The driveway at the Dresser Home had stone abutments on each side, and the fire trucks couldn’t fit. They parked on Petrolia Street, beside the scene, instead.
McCormack and fellow firefighter Boo Coder went inside, and to the basement, to see what tripped the sensors in the building. Coder checked the furnaces to see if the filters were smoking — that wasn’t it.
McCormack was looking around when he saw smoke: “There was smoke coming down from upstairs through the walls.”
The firemen quickly alerted the rest of the crew that the fire was in the walls. McCormack’s role that night was getting water to the truck. “I remember we hooked up the aerial, but we had water problems because of the way the water system was set up there,” he explained.
There wasn’t enough pressure. Instead, he had to run a line down by the Fourth Ward school, the current location of The Learning Center on Jackson Avenue.
The third floor of the Dresser Home contained a huge ballroom. McCormack said, “It was just rolling through the whole part of the building up there. There were flames everywhere.”
The mansion was huge and elaborate, and contained just the right kind of architecture for the fire to travel quickly and uncontrollably.
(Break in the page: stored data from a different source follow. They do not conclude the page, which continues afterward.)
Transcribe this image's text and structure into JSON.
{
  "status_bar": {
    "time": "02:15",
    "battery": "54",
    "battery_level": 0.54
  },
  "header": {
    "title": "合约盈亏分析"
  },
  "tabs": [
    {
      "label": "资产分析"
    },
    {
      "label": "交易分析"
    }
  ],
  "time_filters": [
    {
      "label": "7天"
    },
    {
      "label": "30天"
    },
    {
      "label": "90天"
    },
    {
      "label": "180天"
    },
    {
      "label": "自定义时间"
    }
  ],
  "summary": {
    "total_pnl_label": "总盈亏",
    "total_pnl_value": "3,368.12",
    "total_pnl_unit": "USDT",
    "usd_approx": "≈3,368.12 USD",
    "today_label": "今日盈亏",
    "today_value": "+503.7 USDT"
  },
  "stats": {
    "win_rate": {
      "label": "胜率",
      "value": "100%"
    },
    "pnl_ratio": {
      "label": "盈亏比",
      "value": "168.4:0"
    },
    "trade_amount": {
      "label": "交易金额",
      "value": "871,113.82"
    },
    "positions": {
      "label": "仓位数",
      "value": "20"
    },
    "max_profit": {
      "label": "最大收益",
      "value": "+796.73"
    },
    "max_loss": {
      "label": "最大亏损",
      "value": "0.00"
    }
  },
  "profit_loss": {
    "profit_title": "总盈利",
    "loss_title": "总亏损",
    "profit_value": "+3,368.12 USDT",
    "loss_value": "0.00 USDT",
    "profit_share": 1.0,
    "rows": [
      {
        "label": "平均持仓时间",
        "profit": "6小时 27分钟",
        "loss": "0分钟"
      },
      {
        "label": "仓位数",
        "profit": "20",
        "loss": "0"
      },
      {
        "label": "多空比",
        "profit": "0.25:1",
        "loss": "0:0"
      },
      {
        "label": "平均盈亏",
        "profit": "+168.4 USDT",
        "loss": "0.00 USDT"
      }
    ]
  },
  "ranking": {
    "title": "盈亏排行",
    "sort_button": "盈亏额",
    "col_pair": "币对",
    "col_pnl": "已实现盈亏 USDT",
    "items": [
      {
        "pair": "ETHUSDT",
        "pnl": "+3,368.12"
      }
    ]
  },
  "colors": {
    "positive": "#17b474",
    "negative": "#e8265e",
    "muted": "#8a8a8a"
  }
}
“It had a lot of false ceilings and dumb waiters,” McCormack explained. “It was something that would make the fire go uncontrolled once it got going. Once it got into the walls, it was just like a wildfire — there’s nothing you can do but get the people out.”
The big, beautiful, 83-year-old mansion was a total loss.
But not one person was lost.
Cercone added, “I went back to the scene the next day and the day after that — I know many others did, too — to see the frozen shell of that once gorgeous building. It wasn’t until much later when I realized the significance of that building in Bradford’s rich history and its subsequent loss to our community.”
The mansion was built by Solomon Dresser, the founder of Dresser Industries, in 1903 as his family’s home.
He had visited the Pan American Exposition, held in Buffalo, N.Y., in 1901, and was immediately captivated by the design of the Michigan Building, which was attracting thousands of admirers of its architecture. Dresser decided that no less would do for his own home, back in Bradford. He contacted Louis Kamper of Detroit, Mich., the primary architect of the Michigan Building, and persuaded him to design a home. E.N. Unruh, of Bradford, was chosen as the architect.
In 1902, Dresser purchased a plot of ground on Jackson Avenue, and prepared to erect him dream home. Construction was finished in 1903. It is estimated that it cost over $1 million to construct.
Dresser died on Jan. 20, 1911, and his family remained in the home until 1957. The mansion was donated to, and became, the Dresser Memorial Presbyterian Home for the Aged.